O prefeito Diógenes Tolentino, popularmente conhecido como Dinha, alardeia ter implantado 10 leitos de UTI na cidade. Contudo, a realidade é outra: os leitos são, na verdade, salas de estabilização, contradizendo suas promessas. A falta de UTIs reais é apenas um dos muitos problemas que atormentam os moradores.
Diariamente, residentes enfrentam noites ao relento no estacionamento do Mercado Municipal, na esperança de serem atendidos. O balcão de atendimento, situado próximo ao açougue do mercado, é o epicentro de uma cena desoladora que revela o descaso com a saúde pública.
Simões Filho conta com a Policlínica Regional do CIA, implantada pelo governo do Estado. No entanto, a administração municipal falha em cumprir suas responsabilidades, comprometendo a eficiência do serviço. Esta disputa política do prefeito com o governo estadual é vista como uma manobra para sustentar um discurso eleitoreiro, culpando a falta de apoio estadual.
Na noite de ontem, 2 de junho de 2024, o locutor local Dário Magalhães registrou em vídeo a fila de pessoas aguardando atendimento no mercado. A divulgação das imagens provocou uma reação da administração municipal, que tentou minimizar o impacto, movendo as pessoas para dentro do mercado e gravando um novo vídeo para desacreditar o registro original.
Essa é a postura do prefeito Dinha, que tenta empurrar goela abaixo o seu sucessor, Del do Cristo Rei.
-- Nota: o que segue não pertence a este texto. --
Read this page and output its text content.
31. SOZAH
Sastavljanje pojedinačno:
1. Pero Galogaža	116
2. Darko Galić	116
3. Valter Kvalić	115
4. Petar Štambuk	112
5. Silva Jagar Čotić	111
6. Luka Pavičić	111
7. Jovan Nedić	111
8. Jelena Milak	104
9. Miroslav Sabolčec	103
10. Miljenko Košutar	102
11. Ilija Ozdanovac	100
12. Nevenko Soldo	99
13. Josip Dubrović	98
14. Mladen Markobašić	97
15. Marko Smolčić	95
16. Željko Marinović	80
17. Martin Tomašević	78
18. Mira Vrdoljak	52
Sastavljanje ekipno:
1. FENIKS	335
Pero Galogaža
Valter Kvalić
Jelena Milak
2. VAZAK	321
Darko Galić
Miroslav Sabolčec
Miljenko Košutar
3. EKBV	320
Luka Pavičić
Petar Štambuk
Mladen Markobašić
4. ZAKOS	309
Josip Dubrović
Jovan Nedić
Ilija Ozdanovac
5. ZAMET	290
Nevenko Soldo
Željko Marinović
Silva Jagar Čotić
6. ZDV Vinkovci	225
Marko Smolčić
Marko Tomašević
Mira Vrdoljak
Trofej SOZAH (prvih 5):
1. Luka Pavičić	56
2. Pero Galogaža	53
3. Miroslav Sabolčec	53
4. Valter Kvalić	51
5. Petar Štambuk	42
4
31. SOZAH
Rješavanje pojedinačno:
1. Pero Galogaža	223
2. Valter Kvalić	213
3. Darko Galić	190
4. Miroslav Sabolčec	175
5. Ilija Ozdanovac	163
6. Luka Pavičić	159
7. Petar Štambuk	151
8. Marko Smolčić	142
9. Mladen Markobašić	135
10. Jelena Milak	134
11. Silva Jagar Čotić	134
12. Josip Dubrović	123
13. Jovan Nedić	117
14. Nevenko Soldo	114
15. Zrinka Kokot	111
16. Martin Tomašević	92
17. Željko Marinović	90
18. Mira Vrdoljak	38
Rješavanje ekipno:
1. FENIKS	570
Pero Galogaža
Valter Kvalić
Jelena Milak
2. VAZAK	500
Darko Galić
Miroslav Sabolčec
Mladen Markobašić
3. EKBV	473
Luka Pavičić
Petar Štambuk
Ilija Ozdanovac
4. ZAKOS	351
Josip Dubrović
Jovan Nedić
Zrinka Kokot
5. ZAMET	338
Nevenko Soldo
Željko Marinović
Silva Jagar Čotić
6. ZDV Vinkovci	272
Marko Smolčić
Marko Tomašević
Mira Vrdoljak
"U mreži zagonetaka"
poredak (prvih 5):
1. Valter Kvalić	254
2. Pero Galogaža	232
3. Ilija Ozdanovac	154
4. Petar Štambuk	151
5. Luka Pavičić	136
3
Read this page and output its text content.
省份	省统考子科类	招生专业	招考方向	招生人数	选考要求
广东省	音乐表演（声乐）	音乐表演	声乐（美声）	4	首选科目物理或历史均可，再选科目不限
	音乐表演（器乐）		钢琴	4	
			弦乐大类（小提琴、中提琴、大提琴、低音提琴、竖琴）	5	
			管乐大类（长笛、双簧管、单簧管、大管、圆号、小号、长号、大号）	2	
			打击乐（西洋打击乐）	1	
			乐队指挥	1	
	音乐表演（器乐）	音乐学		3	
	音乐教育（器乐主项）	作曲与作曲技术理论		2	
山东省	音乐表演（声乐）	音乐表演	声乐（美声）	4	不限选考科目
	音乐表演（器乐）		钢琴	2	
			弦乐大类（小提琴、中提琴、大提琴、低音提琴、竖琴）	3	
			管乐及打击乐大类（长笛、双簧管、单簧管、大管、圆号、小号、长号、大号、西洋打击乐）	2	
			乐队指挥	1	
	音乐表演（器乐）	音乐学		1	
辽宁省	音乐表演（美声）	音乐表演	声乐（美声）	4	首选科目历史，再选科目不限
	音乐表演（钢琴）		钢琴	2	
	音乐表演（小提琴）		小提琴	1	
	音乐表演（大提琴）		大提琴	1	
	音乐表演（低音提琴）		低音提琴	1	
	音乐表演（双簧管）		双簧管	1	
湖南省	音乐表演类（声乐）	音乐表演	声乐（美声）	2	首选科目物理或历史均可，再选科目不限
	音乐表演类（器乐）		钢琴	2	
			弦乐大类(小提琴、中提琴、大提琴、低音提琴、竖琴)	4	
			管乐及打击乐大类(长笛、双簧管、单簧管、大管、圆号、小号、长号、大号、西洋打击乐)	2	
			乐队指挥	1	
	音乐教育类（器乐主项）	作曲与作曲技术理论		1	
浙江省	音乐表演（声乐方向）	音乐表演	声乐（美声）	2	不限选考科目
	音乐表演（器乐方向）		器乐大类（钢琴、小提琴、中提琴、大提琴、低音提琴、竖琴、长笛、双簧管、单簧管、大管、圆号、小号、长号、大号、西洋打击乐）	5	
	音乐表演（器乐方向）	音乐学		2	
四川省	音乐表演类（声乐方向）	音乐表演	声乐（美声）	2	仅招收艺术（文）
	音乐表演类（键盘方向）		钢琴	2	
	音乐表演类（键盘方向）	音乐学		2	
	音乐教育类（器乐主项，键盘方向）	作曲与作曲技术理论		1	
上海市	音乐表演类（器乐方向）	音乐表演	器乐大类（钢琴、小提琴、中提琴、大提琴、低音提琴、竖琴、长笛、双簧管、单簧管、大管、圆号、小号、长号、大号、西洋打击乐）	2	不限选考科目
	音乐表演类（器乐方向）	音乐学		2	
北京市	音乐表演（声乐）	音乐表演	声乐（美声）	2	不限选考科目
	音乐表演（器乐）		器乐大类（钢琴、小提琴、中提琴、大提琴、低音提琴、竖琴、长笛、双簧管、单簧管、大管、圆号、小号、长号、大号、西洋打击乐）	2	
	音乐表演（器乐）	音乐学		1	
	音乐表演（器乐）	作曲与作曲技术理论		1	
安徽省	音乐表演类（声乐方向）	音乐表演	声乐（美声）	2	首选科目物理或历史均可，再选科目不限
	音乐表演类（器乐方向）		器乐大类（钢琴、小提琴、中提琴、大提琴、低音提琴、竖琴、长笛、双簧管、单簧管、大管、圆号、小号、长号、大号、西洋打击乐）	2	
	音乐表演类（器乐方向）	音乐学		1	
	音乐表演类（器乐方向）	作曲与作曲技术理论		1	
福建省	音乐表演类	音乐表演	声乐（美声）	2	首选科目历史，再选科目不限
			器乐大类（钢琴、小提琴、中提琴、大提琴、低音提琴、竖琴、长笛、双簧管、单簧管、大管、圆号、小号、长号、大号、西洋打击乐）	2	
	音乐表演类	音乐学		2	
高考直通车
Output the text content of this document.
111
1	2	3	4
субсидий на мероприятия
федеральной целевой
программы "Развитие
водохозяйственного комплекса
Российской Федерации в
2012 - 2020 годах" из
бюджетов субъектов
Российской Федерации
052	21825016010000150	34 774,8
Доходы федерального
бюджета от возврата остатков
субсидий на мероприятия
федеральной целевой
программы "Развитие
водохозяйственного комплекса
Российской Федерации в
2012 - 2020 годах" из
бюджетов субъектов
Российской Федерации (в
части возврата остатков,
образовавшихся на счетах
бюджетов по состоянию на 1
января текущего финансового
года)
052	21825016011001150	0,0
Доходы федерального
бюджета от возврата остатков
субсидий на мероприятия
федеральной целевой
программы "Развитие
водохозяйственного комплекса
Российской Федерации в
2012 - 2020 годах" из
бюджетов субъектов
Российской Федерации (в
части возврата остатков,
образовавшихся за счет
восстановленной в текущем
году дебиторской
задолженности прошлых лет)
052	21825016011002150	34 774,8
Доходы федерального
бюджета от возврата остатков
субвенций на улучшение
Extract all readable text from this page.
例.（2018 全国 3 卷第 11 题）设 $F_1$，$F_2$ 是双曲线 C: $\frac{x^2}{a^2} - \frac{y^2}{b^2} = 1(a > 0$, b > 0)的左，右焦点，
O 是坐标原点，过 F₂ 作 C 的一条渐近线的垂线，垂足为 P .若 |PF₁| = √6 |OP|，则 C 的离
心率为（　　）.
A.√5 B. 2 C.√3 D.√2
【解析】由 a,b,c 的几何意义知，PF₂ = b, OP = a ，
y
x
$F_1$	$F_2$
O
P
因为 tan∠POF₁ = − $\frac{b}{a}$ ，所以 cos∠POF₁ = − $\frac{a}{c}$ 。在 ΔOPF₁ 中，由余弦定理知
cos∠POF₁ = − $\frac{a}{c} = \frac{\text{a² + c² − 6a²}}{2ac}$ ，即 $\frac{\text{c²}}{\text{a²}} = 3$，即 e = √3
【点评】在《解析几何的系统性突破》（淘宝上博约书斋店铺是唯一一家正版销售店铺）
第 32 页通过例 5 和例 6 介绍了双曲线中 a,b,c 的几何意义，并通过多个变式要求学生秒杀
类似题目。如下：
Del, atual presidente da Câmara de Vereadores, mal consegue administrar a Câmara e enfrenta críticas sobre sua capacidade de gestão. Enquanto o prefeito Dinha se engaja em disputas políticas e Del se prepara para a sucessão, a população de Simões Filho enfrenta chuvas, sol e madrugadas frias em busca de atendimento médico.
A situação expõe não apenas a ineficiência da gestão municipal, mas também a urgência de soluções concretas para melhorar a saúde na cidade. A população não pode mais esperar.